Adding a Custom Document Reader
Register a reader for additional file formats:
builder.Services.AddCrestAppsIngestionDocumentReader<MyCustomReader>(".custom", ".myformat");
Implement the reader:
public sealed class MyCustomReader : IngestionDocumentReader
{
public override Task<IngestionDocument> ReadAsync(
Stream stream,
string fileName,
CancellationToken cancellationToken = default)
{
// Parse the stream into sections and elements
}
}
Configuration
ChatDocumentsOptions
Controls which file types can be uploaded and processed.
services.Configure<ChatDocumentsOptions>(options =>
{
// Add a new embeddable extension
options.Add(".rtf", embeddable: true);
// Add a tabular (non-embeddable) extension
options.Add(".tsv", embeddable: false);
});
- AllowedFileExtensions — Complete set of uploadable extensions
- EmbeddableFileExtensions — Subset that gets vector-embedded (non-embeddable files use direct read tools instead)

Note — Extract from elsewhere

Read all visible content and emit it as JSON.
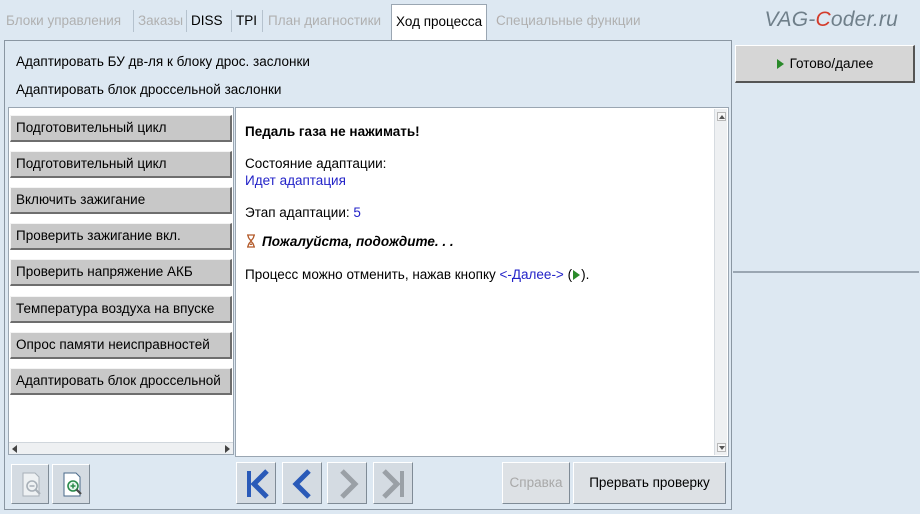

Use the registered option values to drive your upload UI as well as validation:
- AI Profile / AI Template knowledge uploads should use
EmbeddableFileExtensions - Chat interaction / chat session uploads should use
AllowedFileExtensions
That keeps file pickers, visible supported-format text, and server-side processing aligned with the readers actually registered in the app.
Limits
- Maximum 25,000 characters total for embedding per session
- Results are cached via
IDistributedCachefor batch tabular queries
Storage
Document metadata and chunks require store implementations:
builder.Services.AddScoped<IAIDocumentStore, YesSqlAIDocumentStore>();
builder.Services.AddScoped<IAIDocumentChunkStore, YesSqlAIDocumentChunkStore>();